Erdbeermarmelade.



Ihre Erdbeermarmelade war geradezu legendär: Ein Schuss bester schottischer Whiskey durfte nie fehlen. Weshalb ich als Urenkelin auch erst spät, fast zu spät, in den Genuss der gelierten Früchte kam.
"Ich bin geboren am ersten Tag des letzten Jahres im vergangenen Jahrhundert. Na, wann war das?" Sie stellte mir gern Rechenaufgaben. "Man muss dem Kopf etwas zum Denken geben. Das kommt nicht von allein", wie sie süffisant lächelnd mit einem Blick auf den ihrer Ansicht nach etwas weichlichen Schwiegersohn hinzufügte. Als Chefin eines mittelständischen Unternehmens wollte sie nur fähige Mitarbeiter, was sie ihre Angestellten durchaus gern in einer dezent-hochnäsigen Gutsbesitzerinnenart wissen ließ.

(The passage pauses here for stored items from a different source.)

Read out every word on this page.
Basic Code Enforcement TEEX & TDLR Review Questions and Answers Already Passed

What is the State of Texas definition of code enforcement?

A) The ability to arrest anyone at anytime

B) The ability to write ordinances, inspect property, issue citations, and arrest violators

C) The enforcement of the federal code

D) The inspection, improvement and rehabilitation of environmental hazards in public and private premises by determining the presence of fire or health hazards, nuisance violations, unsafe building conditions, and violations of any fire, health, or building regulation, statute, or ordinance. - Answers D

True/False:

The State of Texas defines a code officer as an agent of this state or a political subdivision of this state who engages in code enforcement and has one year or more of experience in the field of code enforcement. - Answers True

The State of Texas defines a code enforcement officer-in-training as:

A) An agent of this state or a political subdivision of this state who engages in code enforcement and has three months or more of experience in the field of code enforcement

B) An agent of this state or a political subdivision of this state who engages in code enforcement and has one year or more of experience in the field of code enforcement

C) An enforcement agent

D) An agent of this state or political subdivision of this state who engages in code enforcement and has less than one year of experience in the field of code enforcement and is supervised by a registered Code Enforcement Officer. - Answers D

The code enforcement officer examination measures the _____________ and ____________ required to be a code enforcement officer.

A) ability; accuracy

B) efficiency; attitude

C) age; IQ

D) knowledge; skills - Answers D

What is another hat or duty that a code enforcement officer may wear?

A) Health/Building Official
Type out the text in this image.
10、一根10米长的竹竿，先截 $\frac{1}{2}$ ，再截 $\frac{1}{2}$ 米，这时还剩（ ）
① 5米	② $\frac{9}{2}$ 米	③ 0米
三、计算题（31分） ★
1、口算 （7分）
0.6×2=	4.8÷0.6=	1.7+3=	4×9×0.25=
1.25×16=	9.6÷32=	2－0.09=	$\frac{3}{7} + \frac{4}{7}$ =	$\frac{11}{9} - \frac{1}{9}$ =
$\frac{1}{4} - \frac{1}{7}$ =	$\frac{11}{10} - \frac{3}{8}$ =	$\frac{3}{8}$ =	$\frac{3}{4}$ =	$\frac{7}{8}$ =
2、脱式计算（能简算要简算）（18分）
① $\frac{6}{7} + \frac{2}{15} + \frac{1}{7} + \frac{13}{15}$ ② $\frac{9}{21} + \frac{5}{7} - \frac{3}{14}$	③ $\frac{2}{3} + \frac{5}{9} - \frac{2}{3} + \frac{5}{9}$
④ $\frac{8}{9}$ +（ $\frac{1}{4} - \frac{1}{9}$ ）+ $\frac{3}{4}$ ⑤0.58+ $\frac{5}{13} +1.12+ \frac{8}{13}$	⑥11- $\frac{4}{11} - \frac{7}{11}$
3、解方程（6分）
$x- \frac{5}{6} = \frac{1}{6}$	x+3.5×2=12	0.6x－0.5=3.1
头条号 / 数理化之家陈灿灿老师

Manchmal verschwand sie wochenlang. Dann kamen bunte Postkarten mit Mittelmeerszenen, Almrausch und Edelweiß bedruckt und einmal sogar eine aus Indien: Farbenprächtig bemalte Elefanten stolzierten majestätisch in Reih und Glied, auf dem Rücken die Maharadschas in ihren Prunksänften. "Mir geht es gut. Das Taj Mahal ist wunderbar. Morgen geht es weiter nach Varanasi." Da war sie 75 und noch gut in Schuss, weshalb sie auch mit dem Reisebus via Damaskus und Kabul den Weg nach Indien auf sich nahm. Auf dem Rückweg musste man sie allerdings aus Kabul ausfliegen - ein kleiner Kreislaufzusammenbruch machte die Heimreise per Luft ratsam.

Die Postkarte aus Indien hing lange gerahmt hinter dem Schreibtisch im Büro meiner Großmutter. Sie reiste gern und brachte ebenso gern den schlimmsten Kitsch und Trödel mit. Kein Souvenirhändler, der nicht heute noch ein Loblied auf diese seltsame Alte singt, die ihm und seiner Familie über Wochen hinweg die Ernährung sicherte. Man kann sagen, dass ich ein Gutteil meiner Kindheit in Shetland-Pullovern, Schottenröcken und Dirndln verbrachte - dank der Reisewut meiner Urgroßmutter.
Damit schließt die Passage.